First of all, I am going to use some pinyin in my messages, I DO NOT understand any written or spoken Chinese, I am just taking this information from google and wikipedia and it may need correction.
I hope this is an appropriate use of this channel. I need a lot of information, but I don't expect any individual to give a lot, so ANY input will be useful. I am developing a global alternate history scenario, with China playing a key role in shaping the world. The setting is 1616, yet with no Mongol conquest of China in the 1200s. The alternate history assumes that, without this, China would go on to commercialize, standardize, industrialize, and centralize in a manner analogous (but unrelated) to that of England. I am imagining a completely different direction of history, however, as the conditions in China are not analogous to those in England.
In the setting, there is a Chinese state in Mongolia not unlike the Han Protectorate of the Western Regions. In pinyin this is real state is called Xīyù Dūhù Fǔ. My fantasy state, I originally simply called Duhu Fu, as it covered the entire Northern steppe, from the lakes of Eastern Kazakhstan to the Lena river. This has since been corrected to Beiguo, which I understand to mean simply "North Country". I appreciate Russia is sometimes called this today, but I hope this use is not strict. I am seeking further information about what such a country, a military and colonial substate of a powerful Chinese Empire in the early modern period, should be called...

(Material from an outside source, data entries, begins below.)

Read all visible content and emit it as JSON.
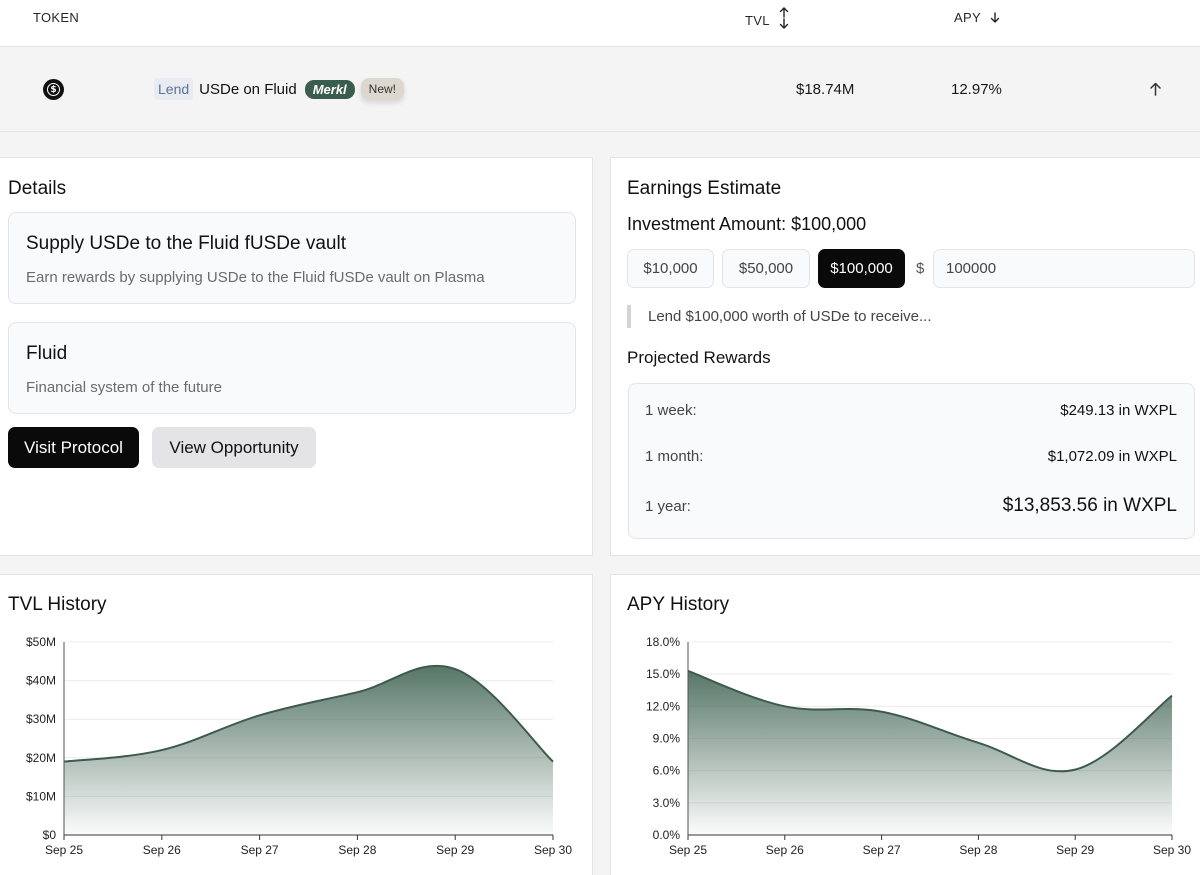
{
  "table": {
    "headers": {
      "token": "TOKEN",
      "tvl": "TVL",
      "apy": "APY"
    },
    "row": {
      "tag": "Lend",
      "name": "USDe on Fluid",
      "badge_merkl": "Merkl",
      "badge_new": "New!",
      "tvl": "$18.74M",
      "apy": "12.97%"
    }
  },
  "details": {
    "title": "Details",
    "card1": {
      "title": "Supply USDe to the Fluid fUSDe vault",
      "desc": "Earn rewards by supplying USDe to the Fluid fUSDe vault on Plasma"
    },
    "card2": {
      "title": "Fluid",
      "desc": "Financial system of the future"
    },
    "visit_button": "Visit Protocol",
    "view_button": "View Opportunity"
  },
  "earnings": {
    "title": "Earnings Estimate",
    "investment_label": "Investment Amount: $100,000",
    "amounts": [
      "$10,000",
      "$50,000",
      "$100,000"
    ],
    "selected_amount": "$100,000",
    "currency_symbol": "$",
    "input_value": "100000",
    "quote": "Lend $100,000 worth of USDe to receive...",
    "projected_title": "Projected Rewards",
    "rewards": [
      {
        "label": "1 week:",
        "value": "$249.13 in WXPL"
      },
      {
        "label": "1 month:",
        "value": "$1,072.09 in WXPL"
      },
      {
        "label": "1 year:",
        "value": "$13,853.56 in WXPL"
      }
    ]
  },
  "colors": {
    "accent_dark_green": "#3b5d4d",
    "chart_line": "#3d5a4d",
    "primary_button": "#0a0a0a"
  },
  "chart_data": [
    {
      "type": "area",
      "title": "TVL History",
      "x": [
        "Sep 25",
        "Sep 26",
        "Sep 27",
        "Sep 28",
        "Sep 29",
        "Sep 30"
      ],
      "y_tick_labels": [
        "$0",
        "$10M",
        "$20M",
        "$30M",
        "$40M",
        "$50M"
      ],
      "ylim": [
        0,
        50
      ],
      "y_unit": "M",
      "series": [
        {
          "values": [
            19,
            22,
            31,
            37,
            43,
            19
          ]
        }
      ],
      "grid": true
    },
    {
      "type": "area",
      "title": "APY History",
      "x": [
        "Sep 25",
        "Sep 26",
        "Sep 27",
        "Sep 28",
        "Sep 29",
        "Sep 30"
      ],
      "y_tick_labels": [
        "0.0%",
        "3.0%",
        "6.0%",
        "9.0%",
        "12.0%",
        "15.0%",
        "18.0%"
      ],
      "ylim": [
        0,
        18
      ],
      "series": [
        {
          "values": [
            15.3,
            12.0,
            11.5,
            8.6,
            6.1,
            13.0
          ]
        }
      ],
      "grid": true
    }
  ]
}
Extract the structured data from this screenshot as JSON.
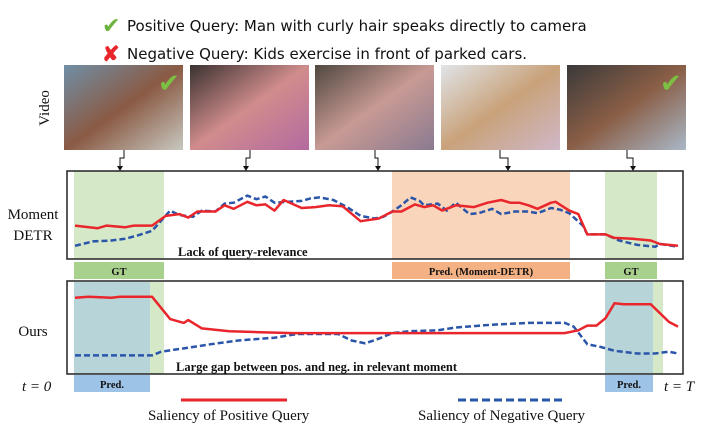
{
  "queries": {
    "positive": {
      "icon": "check-icon",
      "text": "Positive Query: Man with curly hair speaks directly to camera"
    },
    "negative": {
      "icon": "cross-icon",
      "text": "Negative Query: Kids exercise in front of parked cars."
    }
  },
  "video_label": "Video",
  "frames": [
    {
      "check": true
    },
    {
      "check": false
    },
    {
      "check": false
    },
    {
      "check": false
    },
    {
      "check": true
    }
  ],
  "panels": {
    "moment_detr": {
      "label_line1": "Moment",
      "label_line2": "DETR",
      "annotation": "Lack of query-relevance",
      "bars": [
        "GT",
        "Pred. (Moment-DETR)",
        "GT"
      ],
      "positive": [
        [
          0,
          38
        ],
        [
          5,
          35
        ],
        [
          7,
          38
        ],
        [
          11,
          36
        ],
        [
          13,
          38
        ],
        [
          17,
          38
        ],
        [
          20,
          49
        ],
        [
          23,
          51
        ],
        [
          25,
          47
        ],
        [
          27,
          54
        ],
        [
          30,
          54
        ],
        [
          31,
          54
        ],
        [
          33,
          61
        ],
        [
          35,
          57
        ],
        [
          38,
          65
        ],
        [
          40,
          61
        ],
        [
          42,
          62
        ],
        [
          44,
          55
        ],
        [
          46,
          67
        ],
        [
          50,
          58
        ],
        [
          53,
          59
        ],
        [
          56,
          61
        ],
        [
          59,
          60
        ],
        [
          63,
          43
        ],
        [
          67,
          46
        ],
        [
          70,
          54
        ],
        [
          72,
          54
        ],
        [
          75,
          62
        ],
        [
          77,
          59
        ],
        [
          79,
          61
        ],
        [
          81,
          55
        ],
        [
          84,
          61
        ],
        [
          88,
          59
        ],
        [
          91,
          64
        ],
        [
          94,
          67
        ],
        [
          96,
          64
        ],
        [
          98,
          64
        ],
        [
          100,
          61
        ],
        [
          102,
          57
        ],
        [
          105,
          64
        ],
        [
          106,
          65
        ],
        [
          109,
          55
        ],
        [
          111,
          51
        ],
        [
          113,
          28
        ],
        [
          117,
          28
        ],
        [
          119,
          24
        ],
        [
          123,
          23
        ],
        [
          127,
          21
        ],
        [
          129,
          17
        ],
        [
          133,
          15
        ]
      ],
      "negative": [
        [
          0,
          15
        ],
        [
          4,
          20
        ],
        [
          8,
          21
        ],
        [
          11,
          23
        ],
        [
          14,
          27
        ],
        [
          17,
          32
        ],
        [
          21,
          55
        ],
        [
          23,
          50
        ],
        [
          26,
          48
        ],
        [
          28,
          55
        ],
        [
          31,
          54
        ],
        [
          33,
          63
        ],
        [
          35,
          64
        ],
        [
          38,
          72
        ],
        [
          40,
          68
        ],
        [
          42,
          71
        ],
        [
          44,
          64
        ],
        [
          47,
          65
        ],
        [
          50,
          66
        ],
        [
          52,
          69
        ],
        [
          54,
          70
        ],
        [
          57,
          67
        ],
        [
          60,
          59
        ],
        [
          63,
          49
        ],
        [
          66,
          46
        ],
        [
          68,
          48
        ],
        [
          70,
          54
        ],
        [
          72,
          61
        ],
        [
          74,
          70
        ],
        [
          76,
          66
        ],
        [
          77,
          61
        ],
        [
          80,
          63
        ],
        [
          82,
          55
        ],
        [
          84,
          64
        ],
        [
          87,
          51
        ],
        [
          89,
          52
        ],
        [
          92,
          57
        ],
        [
          94,
          51
        ],
        [
          97,
          54
        ],
        [
          100,
          54
        ],
        [
          102,
          52
        ],
        [
          105,
          58
        ],
        [
          107,
          56
        ],
        [
          109,
          52
        ],
        [
          112,
          38
        ],
        [
          113,
          28
        ],
        [
          117,
          28
        ],
        [
          120,
          21
        ],
        [
          124,
          16
        ],
        [
          128,
          14
        ],
        [
          129,
          17
        ],
        [
          133,
          14
        ]
      ]
    },
    "ours": {
      "label": "Ours",
      "annotation": "Large gap between pos. and neg. in relevant moment",
      "bars": [
        "Pred.",
        "Pred."
      ],
      "positive": [
        [
          0,
          82
        ],
        [
          3,
          83
        ],
        [
          8,
          82
        ],
        [
          10,
          83
        ],
        [
          17,
          83
        ],
        [
          21,
          59
        ],
        [
          24,
          55
        ],
        [
          25,
          58
        ],
        [
          28,
          49
        ],
        [
          34,
          46
        ],
        [
          40,
          45
        ],
        [
          48,
          44
        ],
        [
          72,
          44
        ],
        [
          108,
          44
        ],
        [
          111,
          47
        ],
        [
          113,
          52
        ],
        [
          115,
          52
        ],
        [
          117,
          60
        ],
        [
          119,
          76
        ],
        [
          121,
          75
        ],
        [
          127,
          75
        ],
        [
          131,
          56
        ],
        [
          133,
          51
        ]
      ],
      "negative": [
        [
          0,
          20
        ],
        [
          17,
          20
        ],
        [
          19,
          24
        ],
        [
          26,
          29
        ],
        [
          30,
          32
        ],
        [
          36,
          36
        ],
        [
          44,
          39
        ],
        [
          49,
          43
        ],
        [
          58,
          43
        ],
        [
          61,
          36
        ],
        [
          64,
          33
        ],
        [
          67,
          38
        ],
        [
          70,
          44
        ],
        [
          74,
          46
        ],
        [
          80,
          47
        ],
        [
          84,
          50
        ],
        [
          92,
          53
        ],
        [
          100,
          55
        ],
        [
          108,
          55
        ],
        [
          110,
          51
        ],
        [
          113,
          32
        ],
        [
          116,
          29
        ],
        [
          119,
          25
        ],
        [
          124,
          22
        ],
        [
          128,
          22
        ],
        [
          131,
          24
        ],
        [
          133,
          22
        ]
      ]
    }
  },
  "time_start": "t = 0",
  "time_end": "t = T",
  "legend": {
    "positive": "Saliency of Positive Query",
    "negative": "Saliency of Negative Query"
  },
  "colors": {
    "positive": "#e8262b",
    "negative": "#2a55a8",
    "gt": "#a9d18e",
    "pred_detr": "#f4b183",
    "pred_ours": "#9dc3e6"
  }
}
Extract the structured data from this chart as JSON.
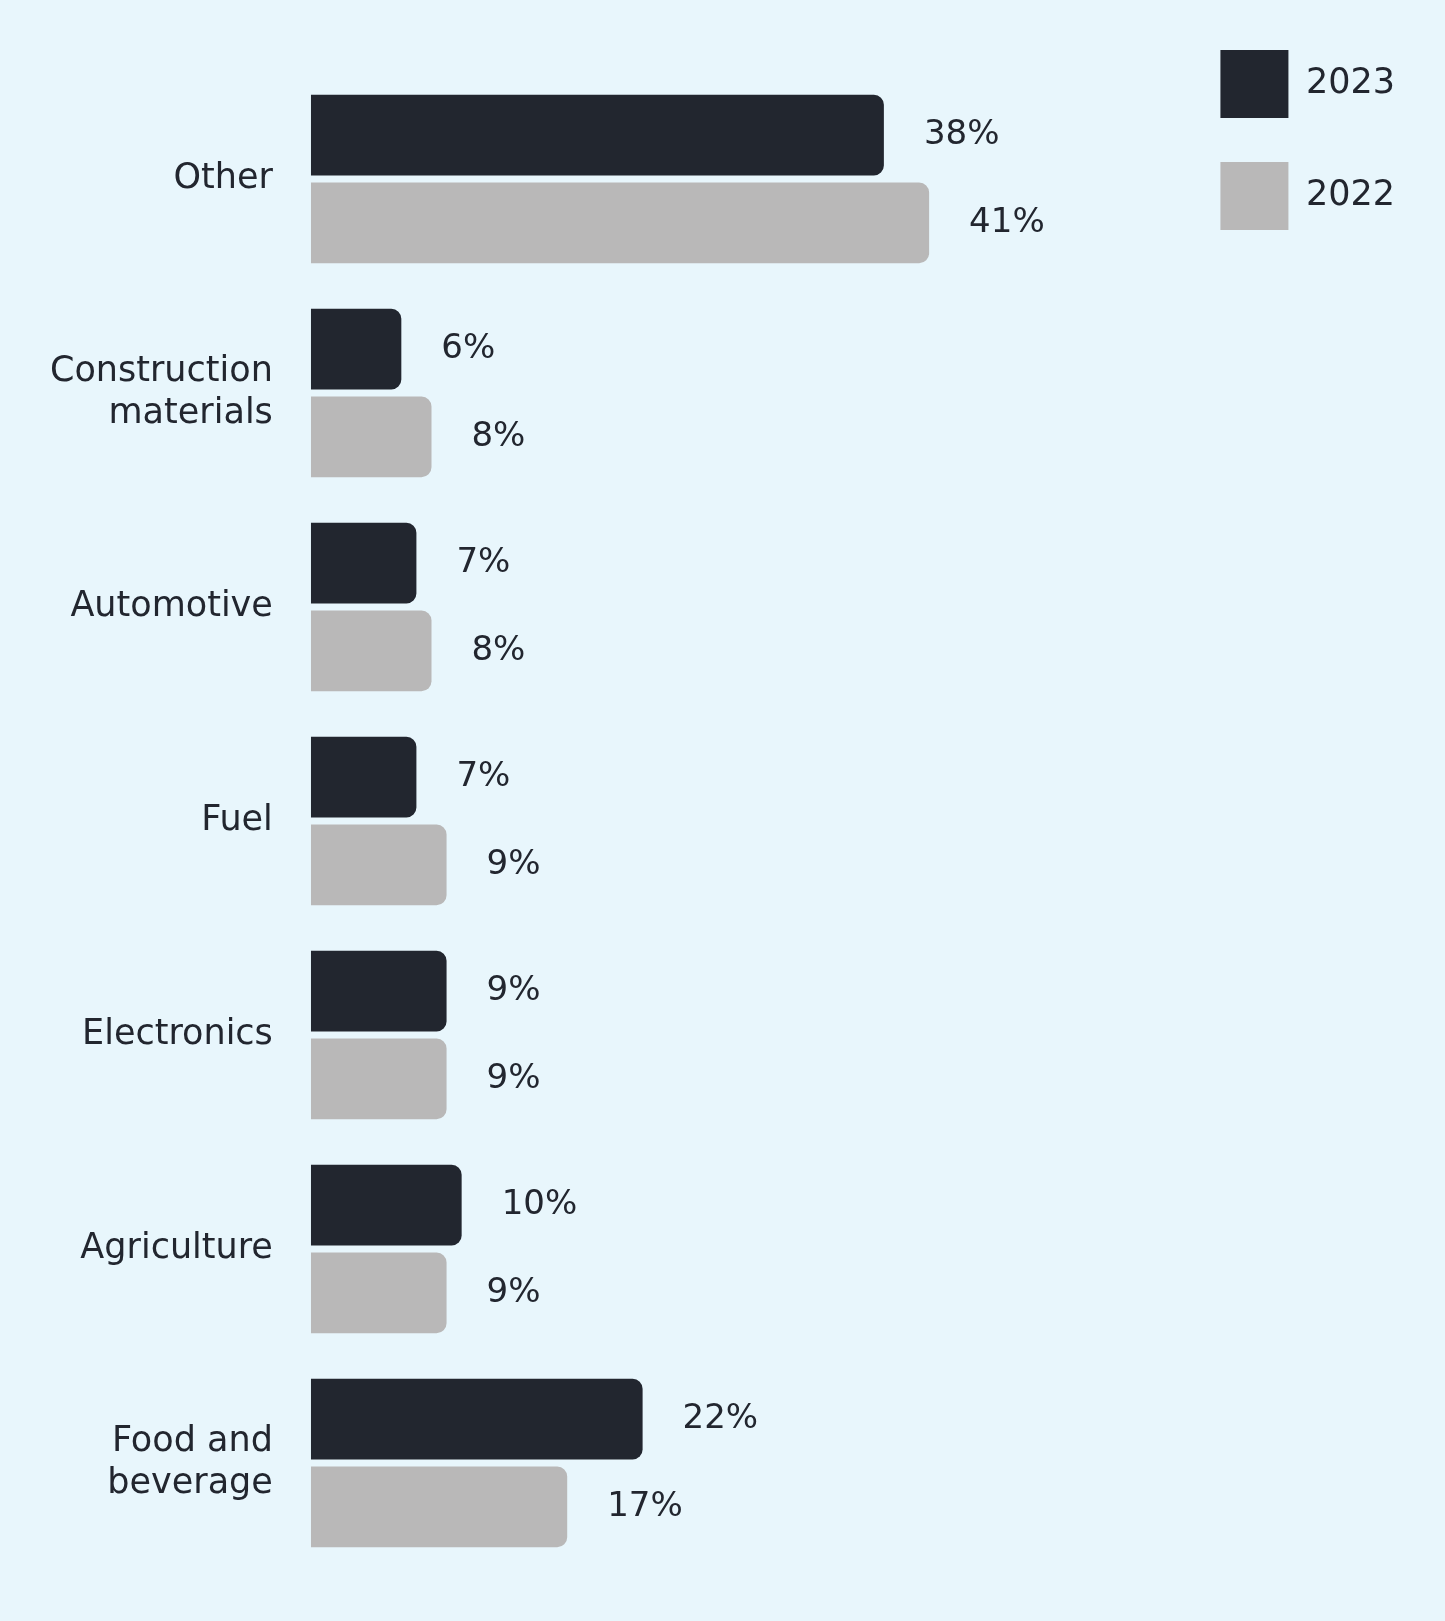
{
  "chart_data": {
    "type": "bar",
    "orientation": "horizontal",
    "categories": [
      "Other",
      "Construction materials",
      "Automotive",
      "Fuel",
      "Electronics",
      "Agriculture",
      "Food and beverage"
    ],
    "series": [
      {
        "name": "2023",
        "color": "#22262f",
        "values": [
          38,
          6,
          7,
          7,
          9,
          10,
          22
        ],
        "value_labels": [
          "38%",
          "6%",
          "7%",
          "7%",
          "9%",
          "10%",
          "22%"
        ]
      },
      {
        "name": "2022",
        "color": "#b9b8b8",
        "values": [
          41,
          8,
          8,
          9,
          9,
          9,
          17
        ],
        "value_labels": [
          "41%",
          "8%",
          "8%",
          "9%",
          "9%",
          "9%",
          "17%"
        ]
      }
    ],
    "legend": "top right"
  }
}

I am also interested to learn if it is natural to use terms that, to Europeans/Americans, can seem too neutral. In Europe, there are SOME countries that are named after their orientation (Austria, Ukraine) that became nouns and MANY named after ethnic nouns that predate the nation-state (England, Spain, France, or Germany). Perhaps due to unification, Chinese seems to often use orientation names. Is this really true? Or is this just an illusion of unfamiliarity?